MCP vs CLI: what each is, when to use them and when not to
MCP (Model Context Protocol) standardizes how AI apps discover and use external tools. But not every agent needs MCP — a plain CLI often wins on cost and speed. I walk through what MCP is, the client → server flow, real use cases, when it's overkill, and why CLI beats MCP for popular tooling.
There's a recurring confusion in AI-agent conversations: people treat MCP as a synonym for "an agent that uses tools," when MCP is really just one of the ways to hand tools to a model — and not always the best one.
This post is a practical overview: what MCP is, how the client → server flow works, when it actually pays off, when CLI wins, and why plain function calling via SDK is the right answer for most embedded chats — no extra protocol required.
The one-line definition
MCP is an open protocol for AI apps to discover and call external tools in a standardized way — most useful when client and server have different owners.
Everything below is technical detail on top of that sentence.
What MCP is
MCP (Model Context Protocol) is an open standard created by Anthropic (late 2024) to connect AI models to tools, data, and external systems.
The official analogy:
MCP is the USB-C port for AI. Before, every integration had a different cable. Now any compatible model talks to any compatible tool through the same protocol.
Instead of N models × M tools custom integrations, you have a single protocol both sides speak.
The problem MCP solves
A standalone LLM can only generate text from what it receives in its context. It doesn't reach into your database, your files, your calendar, the internet. Before MCP, every integration between a model and a tool was hand-rolled — different shape for each combination.
MCP standardizes that bridge.
Architecture — who talks to whom
Architecture map
Host
Model / AI app
Claude Desktop, Claude Code, Cursor, ChatGPT, or your embedded product.
Consumer side
MCP client
Discovers tools, sends tool schemas to the model, and routes calls.
Provider side
MCP server
Exposes capabilities through JSON-RPC over stdio or HTTP/SSE.
Backing system
Data / tool
Postgres, GitHub, files, Slack, internal APIs, or SaaS actions.
- Host / Client: the AI application. It speaks MCP on the consumer side (Claude Desktop, Cursor, your embedded app).
- MCP Server: a program that exposes the capabilities of an external system following the protocol. Official ones exist for GitHub, Postgres, Google Drive, filesystem, Playwright. You can write your own.
Communication uses JSON-RPC and runs over stdio (local) or HTTP/SSE (remote).
The three primitives of an MCP Server
| Primitive | What it is | Example |
|---|---|---|
| Tools | Actions the model can execute | create_issue, run_query, send_email |
| Resources | Data the model can read | files, DB rows, documents |
| Prompts | Reusable prompt templates | "summarize this PR following this format" |
In practice, tools dominate.
The full flow: from user to database and back
It helps to walk through what happens when someone asks a question to an agent wired to an MCP server:
Runtime flow
User asks a business question
"how many sign-ups did my event get?"
Client sends prompt + available tools
tools = [list_signups, create_event, gen_link, refund]
LLM chooses a tool call
list_signups(eventId: "abc")
Client calls the MCP server
{"method":"tools/call","params":{"name":"list_signups"}}
MCP server executes normal backend work
tRPC, SQL, internal API, OAuth, RBAC, then { total: 22 }
Client feeds result back to the LLM
tool result: { total: 22 }
LLM writes the final answer
"Your event has 22 paid sign-ups so far."
Answer is delivered
The server never thinks; the client pays for inference.
Two details people rarely say out loud:
- The MCP server burns no tokens. It's a plain data server. The client burns tokens, at two points: shipping tools+prompt to the model, and feeding the tool result back as input.
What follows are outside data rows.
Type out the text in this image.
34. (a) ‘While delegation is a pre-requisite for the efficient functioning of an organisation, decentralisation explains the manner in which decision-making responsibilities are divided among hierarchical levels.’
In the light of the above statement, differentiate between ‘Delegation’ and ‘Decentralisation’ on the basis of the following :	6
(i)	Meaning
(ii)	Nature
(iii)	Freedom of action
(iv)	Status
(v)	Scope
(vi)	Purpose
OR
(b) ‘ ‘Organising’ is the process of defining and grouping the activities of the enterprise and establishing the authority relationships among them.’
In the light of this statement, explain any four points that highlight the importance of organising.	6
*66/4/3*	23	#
- Fat returns make everything expensive. If a tool returns 500 rows in JSON, that lands as input on the next model turn. Aggregate on the server (
SELECT COUNT(*)) and return lean.
How a client "connects" to your MCP server
Suppose you exposed an MCP server for your product (say, an events SaaS). An end user doesn't "open an MCP connection" — they use an AI app, and that app is the client. The real paths:
| Client (host) | How the user adds your MCP |
|---|---|
| Claude Desktop / Claude.ai | Settings → Connectors → "Add custom connector" → paste the URL |
| ChatGPT (with MCP/connector support) | Add a connector pointing to the same URL |
| Cursor / VS Code / Claude Code | Edit .mcp.json with the server URL |
| Embedded app inside your own product | You're both client and server — you don't even need to expose MCP publicly |
The end-user flow is literally:
- Paste your MCP URL.
- Sign in → an OAuth screen appears ("Allow Claude to access your account?").
- Click "Allow."
- Chat in natural language — the client discovers tools, the model picks which to call.
The protocol is the standardized port. OAuth + authorization on your side is the lock. Without serious auth, anyone can connect and see another tenant's data.
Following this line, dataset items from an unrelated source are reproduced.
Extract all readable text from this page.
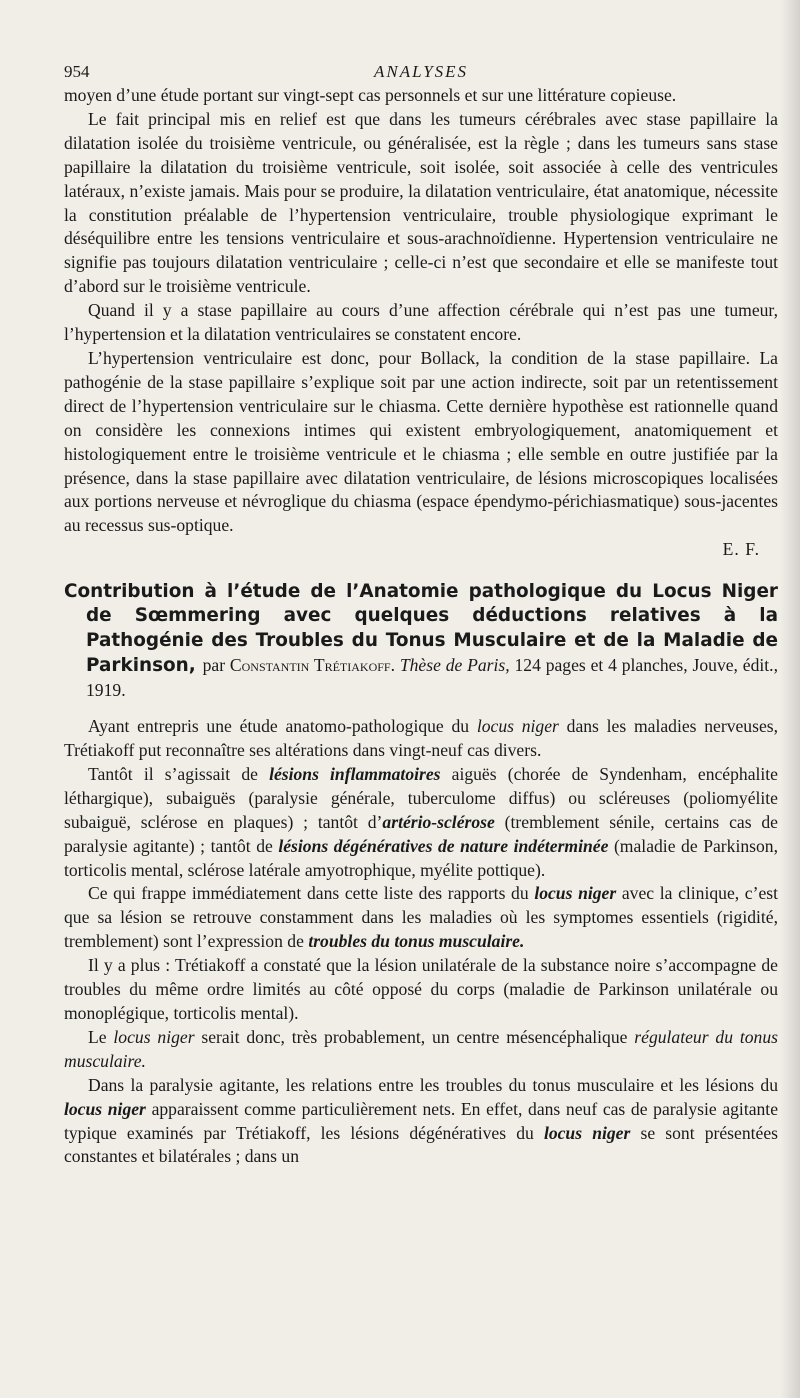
954	ANALYSES

moyen d’une étude portant sur vingt-sept cas personnels et sur une littérature copieuse.

Le fait principal mis en relief est que dans les tumeurs cérébrales avec stase papillaire la dilatation isolée du troisième ventricule, ou généralisée, est la règle ; dans les tumeurs sans stase papillaire la dilatation du troisième ventricule, soit isolée, soit associée à celle des ventricules latéraux, n’existe jamais. Mais pour se produire, la dilatation ventriculaire, état anatomique, nécessite la constitution préalable de l’hypertension ventriculaire, trouble physiologique exprimant le déséquilibre entre les tensions ventriculaire et sous-arachnoïdienne. Hypertension ventriculaire ne signifie pas toujours dilatation ventriculaire ; celle-ci n’est que secondaire et elle se manifeste tout d’abord sur le troisième ventricule.

Quand il y a stase papillaire au cours d’une affection cérébrale qui n’est pas une tumeur, l’hypertension et la dilatation ventriculaires se constatent encore.

L’hypertension ventriculaire est donc, pour Bollack, la condition de la stase papillaire. La pathogénie de la stase papillaire s’explique soit par une action indirecte, soit par un retentissement direct de l’hypertension ventriculaire sur le chiasma. Cette dernière hypothèse est rationnelle quand on considère les connexions intimes qui existent embryologiquement, anatomiquement et histologiquement entre le troisième ventricule et le chiasma ; elle semble en outre justifiée par la présence, dans la stase papillaire avec dilatation ventriculaire, de lésions microscopiques localisées aux portions nerveuse et névroglique du chiasma (espace épendymo-périchiasmatique) sous-jacentes au recessus sus-optique.

E. F.
Contribution à l’étude de l’Anatomie pathologique du Locus Niger de Sœmmering avec quelques déductions relatives à la Pathogénie des Troubles du Tonus Musculaire et de la Maladie de Parkinson, par Constantin Trétiakoff. Thèse de Paris, 124 pages et 4 planches, Jouve, édit., 1919.

Ayant entrepris une étude anatomo-pathologique du locus niger dans les maladies nerveuses, Trétiakoff put reconnaître ses altérations dans vingt-neuf cas divers.

Tantôt il s’agissait de lésions inflammatoires aiguës (chorée de Syndenham, encéphalite léthargique), subaiguës (paralysie générale, tuberculome diffus) ou scléreuses (poliomyélite subaiguë, sclérose en plaques) ; tantôt d’artério-sclérose (tremblement sénile, certains cas de paralysie agitante) ; tantôt de lésions dégénératives de nature indéterminée (maladie de Parkinson, torticolis mental, sclérose latérale amyotrophique, myélite pottique).

Ce qui frappe immédiatement dans cette liste des rapports du locus niger avec la clinique, c’est que sa lésion se retrouve constamment dans les maladies où les symptomes essentiels (rigidité, tremblement) sont l’expression de troubles du tonus musculaire.

Il y a plus : Trétiakoff a constaté que la lésion unilatérale de la substance noire s’accompagne de troubles du même ordre limités au côté opposé du corps (maladie de Parkinson unilatérale ou monoplégique, torticolis mental).

Le locus niger serait donc, très probablement, un centre mésencéphalique régulateur du tonus musculaire.

Dans la paralysie agitante, les relations entre les troubles du tonus musculaire et les lésions du locus niger apparaissent comme particulièrement nets. En effet, dans neuf cas de paralysie agitante typique examinés par Trétiakoff, les lésions dégénératives du locus niger se sont présentées constantes et bilatérales ; dans un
Real use cases (consuming and exposing)
There are two sides:
Consuming MCP
When you want your agent to gain access to an external system:
- Postgres MCP — during dev, the agent inspects schema and data to help you write queries (ideally pointed at dev, never production with write access).
- GitHub MCP — open/review PRs, read issues, comment without leaving the editor.
- Playwright MCP — drive a real browser to validate flows (agent-driven E2E).
- MCPs for integrations you use (Slack, Linear, Sentry, Google Drive) — the agent arrives at debugging sessions with context already loaded.
Mental rule:
Every time, to help you, I'd have to copy and paste data from an external system (query output, billing status, email log, issue body) → that system is a candidate to become an MCP.
Exposing MCP (your product as a provider)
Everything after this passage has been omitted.